The next version of the product will continue to focus on corporate clientele but will also work well for noncorporate events, such as meetups, Price noted.

The current version is compatible with other messaging applications besides Twitter, he said, and that ability is important to some clients. “We can power it with Salesforce Chatter and Yammer, and we have some banking clientele that want a private experience, so we have a private messaging tool as well,” he noted.

It’s not all about Twitter, said Price, but for clients who want social amplification and reach for a public conference, Twitter is a great tool.

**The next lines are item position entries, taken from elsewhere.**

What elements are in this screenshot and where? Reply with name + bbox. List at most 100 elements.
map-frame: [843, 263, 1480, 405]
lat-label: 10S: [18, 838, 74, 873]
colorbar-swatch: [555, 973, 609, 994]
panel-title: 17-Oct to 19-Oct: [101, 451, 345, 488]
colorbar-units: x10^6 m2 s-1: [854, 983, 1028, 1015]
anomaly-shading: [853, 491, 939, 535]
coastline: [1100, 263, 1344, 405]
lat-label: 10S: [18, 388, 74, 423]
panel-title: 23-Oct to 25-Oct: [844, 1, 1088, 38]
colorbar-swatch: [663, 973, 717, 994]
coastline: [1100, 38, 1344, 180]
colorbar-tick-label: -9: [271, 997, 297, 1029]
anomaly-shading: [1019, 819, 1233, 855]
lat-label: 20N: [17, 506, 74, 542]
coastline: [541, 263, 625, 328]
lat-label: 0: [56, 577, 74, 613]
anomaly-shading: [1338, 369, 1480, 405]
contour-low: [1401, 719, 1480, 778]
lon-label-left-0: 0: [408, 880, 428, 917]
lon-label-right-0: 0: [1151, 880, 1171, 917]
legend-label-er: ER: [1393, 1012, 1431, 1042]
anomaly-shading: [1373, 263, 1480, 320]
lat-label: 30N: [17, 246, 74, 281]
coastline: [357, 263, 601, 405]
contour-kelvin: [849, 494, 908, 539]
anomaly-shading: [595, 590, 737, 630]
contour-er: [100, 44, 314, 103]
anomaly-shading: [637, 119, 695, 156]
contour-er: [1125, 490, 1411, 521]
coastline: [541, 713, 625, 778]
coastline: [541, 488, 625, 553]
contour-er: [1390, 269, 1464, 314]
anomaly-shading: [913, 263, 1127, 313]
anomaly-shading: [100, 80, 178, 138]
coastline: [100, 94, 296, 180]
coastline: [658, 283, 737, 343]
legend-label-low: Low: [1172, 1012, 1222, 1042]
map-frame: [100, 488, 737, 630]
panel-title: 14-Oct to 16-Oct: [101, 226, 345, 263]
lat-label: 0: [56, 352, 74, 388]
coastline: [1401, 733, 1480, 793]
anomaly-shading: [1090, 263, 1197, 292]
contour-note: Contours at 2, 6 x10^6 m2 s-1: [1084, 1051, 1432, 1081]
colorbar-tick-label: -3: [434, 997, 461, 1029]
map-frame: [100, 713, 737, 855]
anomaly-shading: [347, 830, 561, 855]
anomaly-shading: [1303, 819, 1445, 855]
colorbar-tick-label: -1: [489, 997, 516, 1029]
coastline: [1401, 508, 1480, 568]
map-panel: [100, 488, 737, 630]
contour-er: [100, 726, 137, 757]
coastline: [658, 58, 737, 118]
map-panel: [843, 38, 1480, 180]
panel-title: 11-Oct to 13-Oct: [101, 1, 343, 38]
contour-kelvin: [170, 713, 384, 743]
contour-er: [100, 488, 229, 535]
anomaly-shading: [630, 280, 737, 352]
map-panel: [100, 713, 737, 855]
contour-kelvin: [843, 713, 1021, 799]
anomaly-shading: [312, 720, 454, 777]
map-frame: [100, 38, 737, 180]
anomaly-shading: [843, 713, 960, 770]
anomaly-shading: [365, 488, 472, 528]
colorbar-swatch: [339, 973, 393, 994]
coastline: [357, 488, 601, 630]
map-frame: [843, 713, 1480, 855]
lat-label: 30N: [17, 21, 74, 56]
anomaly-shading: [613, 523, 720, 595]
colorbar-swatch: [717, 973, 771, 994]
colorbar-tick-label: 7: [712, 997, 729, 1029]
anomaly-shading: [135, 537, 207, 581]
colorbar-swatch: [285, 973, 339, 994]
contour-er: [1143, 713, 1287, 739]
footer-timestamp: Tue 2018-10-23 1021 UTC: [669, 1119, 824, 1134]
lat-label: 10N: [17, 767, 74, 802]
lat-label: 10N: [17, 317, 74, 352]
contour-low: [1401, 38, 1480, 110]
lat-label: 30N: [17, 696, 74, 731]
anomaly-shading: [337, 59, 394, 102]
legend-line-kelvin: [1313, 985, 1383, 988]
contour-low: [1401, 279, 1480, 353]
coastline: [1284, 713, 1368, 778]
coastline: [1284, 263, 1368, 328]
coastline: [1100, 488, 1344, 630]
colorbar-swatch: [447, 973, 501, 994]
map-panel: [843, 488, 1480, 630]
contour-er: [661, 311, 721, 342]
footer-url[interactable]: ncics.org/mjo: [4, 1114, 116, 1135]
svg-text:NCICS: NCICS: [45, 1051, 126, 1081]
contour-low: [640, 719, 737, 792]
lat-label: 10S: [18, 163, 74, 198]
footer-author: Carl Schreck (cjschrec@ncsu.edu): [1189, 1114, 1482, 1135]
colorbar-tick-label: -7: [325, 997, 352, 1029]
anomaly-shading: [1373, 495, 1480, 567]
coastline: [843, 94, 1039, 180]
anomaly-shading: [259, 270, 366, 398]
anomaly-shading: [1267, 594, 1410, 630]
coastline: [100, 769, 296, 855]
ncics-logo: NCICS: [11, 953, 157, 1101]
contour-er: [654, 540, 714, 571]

Asked why livecube is presented as a Web application for end users, Price said that approach had been chosen deliberately. “We have found that when you ask participants to download an app, you lose from 30 [percent] to 90 percent of them right at the beginning. There are just people who are unwilling to download an app.”

Discussing the company’s origins, Price noted that he had developed a telephone game that the audience plays at the end of each NJ Tech Meetup. While Price was speaking with some mentors about the commercial opportunity the game presented, Zichermann told him he had developed a product to apply game mechanics to social media. They decided to team up and form a company focused on better audience engagement tools. Price put his startup weCraft.com on hold to develop livecube.

Price says he is gratified to be part of the livecube experience. “For me … it’s the culmination of what participating in organizing a meetup has brought. I now have a great understanding of the events industry, and that has brought an entrepreneurial opportunity that I strongly believe in.”